"A verdade será sempre um escândalo". (In Adriano, M. Yourcenar)

"Quero imaginar sob que novos traços o despotismo poderia produzir-se no mundo... Depois de ter colhido em suas mãos poderosas cada indivíduo e de moldá-los a seu gosto, o soberno estende seus braços sobre toda a sociedade... Não quebra as vontades, mas as amolece, submete e dirige... Raramente força a agir, mas opõe-se sem cessar a que se aja; não destrói, impede que se nasça; não tiraniza, incomoda, oprime, extingue, abestalha e reduz enfim cada nação a não ser mais que um rebanho de animais tímidos, do qual o governo é o pastor. (...)
A imprensa é, por excelência, o instrumento democrático da liberdade."
Alexis de Tocqueville (1805-1859)



quinta-feira, 11 de julho de 2013

"REFORMAS NAS MÃOS DOS CORRUPTOS"

Quando era criança, ouvia seguidamente uma frase de minha avó, filha de italianos, quando as coisas não andavam bem:
 
"Piove, governo ladro", resmungava a afável dona Josefa.
 
Eu achava graça no fato de minha avó culpar o governo (leia-se, os políticos) supostamente ladrão até pela chuva.
 
Não acho mais, agora que verifico que oito de cada dez brasileiros têm a mesma opinião de dona Josefa sobre os políticos em geral.
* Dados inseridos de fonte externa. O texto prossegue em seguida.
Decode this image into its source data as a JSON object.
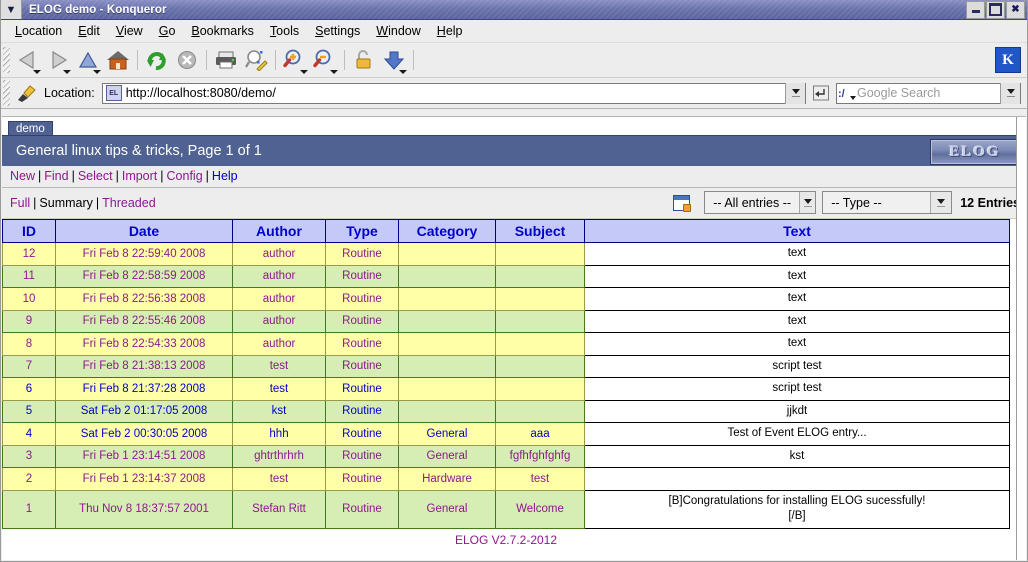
{
  "window": {
    "title": "ELOG demo - Konqueror",
    "menu_icon": "window-menu-icon",
    "minimize_label": "Minimize",
    "maximize_label": "Maximize",
    "close_label": "Close"
  },
  "menubar": {
    "items": [
      {
        "label": "Location",
        "accel": "L"
      },
      {
        "label": "Edit",
        "accel": "E"
      },
      {
        "label": "View",
        "accel": "V"
      },
      {
        "label": "Go",
        "accel": "G"
      },
      {
        "label": "Bookmarks",
        "accel": "B"
      },
      {
        "label": "Tools",
        "accel": "T"
      },
      {
        "label": "Settings",
        "accel": "S"
      },
      {
        "label": "Window",
        "accel": "W"
      },
      {
        "label": "Help",
        "accel": "H"
      }
    ]
  },
  "toolbar": {
    "buttons": [
      {
        "name": "back-button",
        "icon": "back-arrow-icon",
        "has_caret": true
      },
      {
        "name": "forward-button",
        "icon": "forward-arrow-icon",
        "has_caret": true
      },
      {
        "name": "up-button",
        "icon": "up-arrow-icon",
        "has_caret": true
      },
      {
        "name": "home-button",
        "icon": "home-icon",
        "has_caret": false
      },
      {
        "name": "reload-button",
        "icon": "reload-icon",
        "has_caret": false
      },
      {
        "name": "stop-button",
        "icon": "stop-icon",
        "has_caret": false
      },
      {
        "name": "print-button",
        "icon": "printer-icon",
        "has_caret": false
      },
      {
        "name": "find-button",
        "icon": "magnifier-pencil-icon",
        "has_caret": false
      },
      {
        "name": "zoom-in-button",
        "icon": "zoom-in-icon",
        "has_caret": true
      },
      {
        "name": "zoom-out-button",
        "icon": "zoom-out-icon",
        "has_caret": true
      },
      {
        "name": "security-button",
        "icon": "open-padlock-icon",
        "has_caret": false
      },
      {
        "name": "downloads-button",
        "icon": "blue-down-arrow-icon",
        "has_caret": true
      }
    ],
    "kde_logo_label": "K"
  },
  "location_bar": {
    "label": "Location:",
    "favicon_text": "EL",
    "url": "http://localhost:8080/demo/",
    "go_label": "Go",
    "search_placeholder": "Google Search",
    "search_value": "",
    "search_icon": "google-search-icon"
  },
  "elog": {
    "tab_label": "demo",
    "header_title": "General linux tips & tricks, Page 1 of 1",
    "logo_text": "ELOG",
    "nav_links": [
      {
        "label": "New",
        "visited": true
      },
      {
        "label": "Find",
        "visited": true
      },
      {
        "label": "Select",
        "visited": true
      },
      {
        "label": "Import",
        "visited": true
      },
      {
        "label": "Config",
        "visited": true
      },
      {
        "label": "Help",
        "visited": false
      }
    ],
    "view_modes": [
      {
        "label": "Full",
        "active": false
      },
      {
        "label": "Summary",
        "active": true
      },
      {
        "label": "Threaded",
        "active": false
      }
    ],
    "filter_icon": "new-entry-icon",
    "entries_select": {
      "value": "-- All entries --"
    },
    "type_select": {
      "value": "-- Type --"
    },
    "entries_count": "12 Entries",
    "footer": "ELOG V2.7.2-2012"
  },
  "table": {
    "columns": [
      "ID",
      "Date",
      "Author",
      "Type",
      "Category",
      "Subject",
      "Text"
    ],
    "rows": [
      {
        "id": "12",
        "date": "Fri Feb 8 22:59:40 2008",
        "author": "author",
        "type": "Routine",
        "category": "",
        "subject": "",
        "text": "text",
        "shade": "odd",
        "link_color": "purple"
      },
      {
        "id": "11",
        "date": "Fri Feb 8 22:58:59 2008",
        "author": "author",
        "type": "Routine",
        "category": "",
        "subject": "",
        "text": "text",
        "shade": "even",
        "link_color": "purple"
      },
      {
        "id": "10",
        "date": "Fri Feb 8 22:56:38 2008",
        "author": "author",
        "type": "Routine",
        "category": "",
        "subject": "",
        "text": "text",
        "shade": "odd",
        "link_color": "purple"
      },
      {
        "id": "9",
        "date": "Fri Feb 8 22:55:46 2008",
        "author": "author",
        "type": "Routine",
        "category": "",
        "subject": "",
        "text": "text",
        "shade": "even",
        "link_color": "purple"
      },
      {
        "id": "8",
        "date": "Fri Feb 8 22:54:33 2008",
        "author": "author",
        "type": "Routine",
        "category": "",
        "subject": "",
        "text": "text",
        "shade": "odd",
        "link_color": "purple"
      },
      {
        "id": "7",
        "date": "Fri Feb 8 21:38:13 2008",
        "author": "test",
        "type": "Routine",
        "category": "",
        "subject": "",
        "text": "script test",
        "shade": "even",
        "link_color": "purple"
      },
      {
        "id": "6",
        "date": "Fri Feb 8 21:37:28 2008",
        "author": "test",
        "type": "Routine",
        "category": "",
        "subject": "",
        "text": "script test",
        "shade": "odd",
        "link_color": "blue"
      },
      {
        "id": "5",
        "date": "Sat Feb 2 01:17:05 2008",
        "author": "kst",
        "type": "Routine",
        "category": "",
        "subject": "",
        "text": "jjkdt",
        "shade": "even",
        "link_color": "blue"
      },
      {
        "id": "4",
        "date": "Sat Feb 2 00:30:05 2008",
        "author": "hhh",
        "type": "Routine",
        "category": "General",
        "subject": "aaa",
        "text": "Test of Event ELOG entry...",
        "shade": "odd",
        "link_color": "blue"
      },
      {
        "id": "3",
        "date": "Fri Feb 1 23:14:51 2008",
        "author": "ghtrthrhrh",
        "type": "Routine",
        "category": "General",
        "subject": "fgfhfghfghfg",
        "text": "kst",
        "shade": "even",
        "link_color": "purple"
      },
      {
        "id": "2",
        "date": "Fri Feb 1 23:14:37 2008",
        "author": "test",
        "type": "Routine",
        "category": "Hardware",
        "subject": "test",
        "text": "",
        "shade": "odd",
        "link_color": "purple"
      },
      {
        "id": "1",
        "date": "Thu Nov 8 18:37:57 2001",
        "author": "Stefan Ritt",
        "type": "Routine",
        "category": "General",
        "subject": "Welcome",
        "text": "[B]Congratulations for installing ELOG sucessfully!\n[/B]",
        "shade": "even",
        "link_color": "purple"
      }
    ]
  },
  "colors": {
    "titlebar": "#5c649f",
    "elog_header": "#4f6292",
    "table_header_bg": "#c5c9f7",
    "table_header_fg": "#0000cc",
    "row_odd": "#ffffa8",
    "row_even": "#d6edb4",
    "link_visited": "#8b1a8b",
    "link_unvisited": "#0000cc"
  }
}
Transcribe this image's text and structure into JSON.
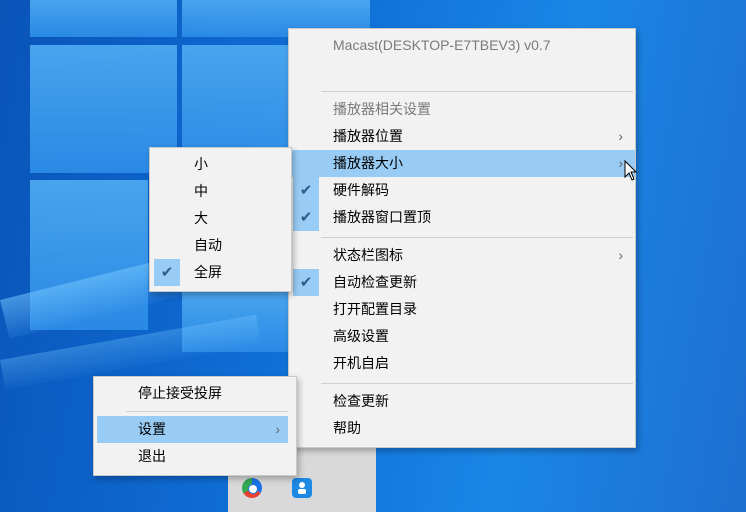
{
  "main_menu": {
    "title": "Macast(DESKTOP-E7TBEV3) v0.7",
    "section_header": "播放器相关设置",
    "items": [
      {
        "label": "播放器位置",
        "arrow": "›",
        "checked": false
      },
      {
        "label": "播放器大小",
        "arrow": "›",
        "checked": false,
        "highlighted": true
      },
      {
        "label": "硬件解码",
        "checked": true
      },
      {
        "label": "播放器窗口置顶",
        "checked": true
      },
      {
        "label": "状态栏图标",
        "arrow": "›",
        "checked": false
      },
      {
        "label": "自动检查更新",
        "checked": true
      },
      {
        "label": "打开配置目录",
        "checked": false
      },
      {
        "label": "高级设置",
        "checked": false
      },
      {
        "label": "开机自启",
        "checked": false
      },
      {
        "label": "检查更新",
        "checked": false
      },
      {
        "label": "帮助",
        "checked": false
      }
    ]
  },
  "size_submenu": {
    "items": [
      {
        "label": "小",
        "checked": false
      },
      {
        "label": "中",
        "checked": false
      },
      {
        "label": "大",
        "checked": false
      },
      {
        "label": "自动",
        "checked": false
      },
      {
        "label": "全屏",
        "checked": true
      }
    ]
  },
  "tray_menu": {
    "items": [
      {
        "label": "停止接受投屏"
      },
      {
        "label": "设置",
        "arrow": "›",
        "highlighted": true
      },
      {
        "label": "退出"
      }
    ]
  },
  "check_glyph": "✔",
  "colors": {
    "menu_bg": "#f2f2f2",
    "highlight": "#99ccf5",
    "desktop": "#0f6fd6",
    "check": "#2e5d8c"
  },
  "icons": [
    "chrome-like-browser-icon",
    "macast-speaker-icon",
    "mouse-cursor-icon"
  ]
}
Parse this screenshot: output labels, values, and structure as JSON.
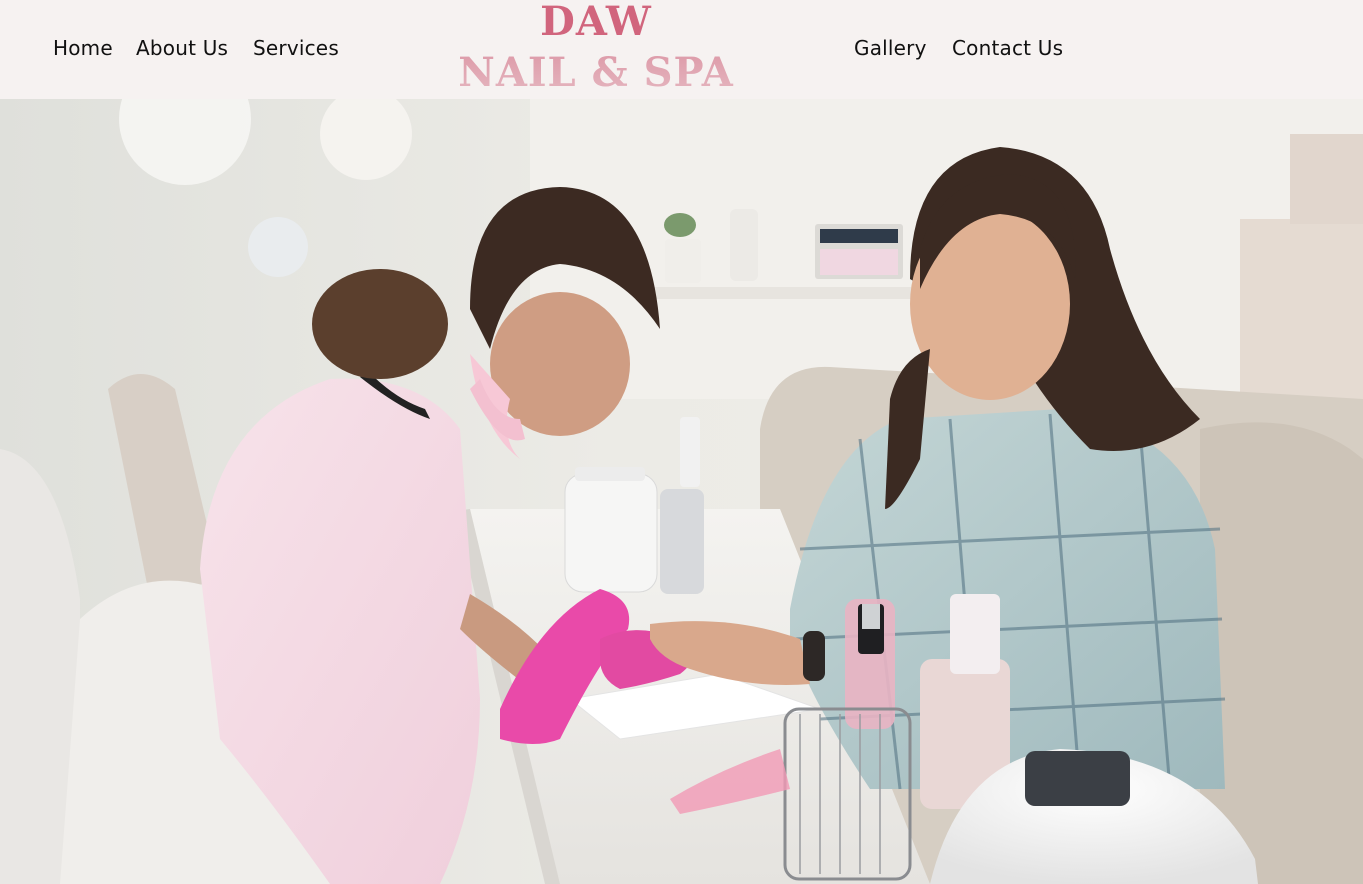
{
  "nav": {
    "left": [
      {
        "label": "Home"
      },
      {
        "label": "About Us"
      },
      {
        "label": "Services"
      }
    ],
    "right": [
      {
        "label": "Gallery"
      },
      {
        "label": "Contact Us"
      }
    ]
  },
  "logo": {
    "line1": "DAW",
    "line2": "NAIL & SPA"
  },
  "colors": {
    "header_bg": "#f6f2f1",
    "logo_primary": "#d1657d",
    "logo_secondary": "#dd9aa8",
    "glove_pink": "#e94aa9"
  },
  "hero": {
    "icon": "nail-salon-photo"
  }
}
É o que mostra o Barômetro 2013 da Transparência Internacional.
 
Para 81% dos brasileiros consultados, os partidos políticos são corruptos. A nota para os partidos é de 4,3, quando 5 é o sinal de que são "extremamente corruptos". Os parlamentos, compostos necessariamente por políticos, não se saem melhor, como é óbvio: são corruptos para 72% e ficam com nota 4,1.
 
É nas mãos dessa gente que acabou ficando a reforma política depois que a presidente Dilma Rousseff desistiu, a jato, de um processo constituinte exclusivo. Se o grito das ruas, ainda que implicitamente, era por "novas formas de atuação dos poderes do Estado, em todos os níveis federativos", como disse a presidente, então as ruas perderam.
 
É quase impossível que instituições tão desprestigiadas quanto os partidos e os parlamentos encampem "novas formas de atuação".
 
Até porque o Barômetro-2013 é um feio retrato de todas as instituições públicas brasileiras, exceto os militares, apontados como corruptos pela menor porcentagem dos pesquisados (30%).
 
Sorte nossa que a rua brasileira, bem ao contrário da egípcia, não pediu um golpe militar, instrumento que torço para que esteja definitivamente enterrado.
 
A polícia é vista como corrupta por 70% dos entrevistados, e mesmo o Judiciário não escapa de um resultado ruim (50%).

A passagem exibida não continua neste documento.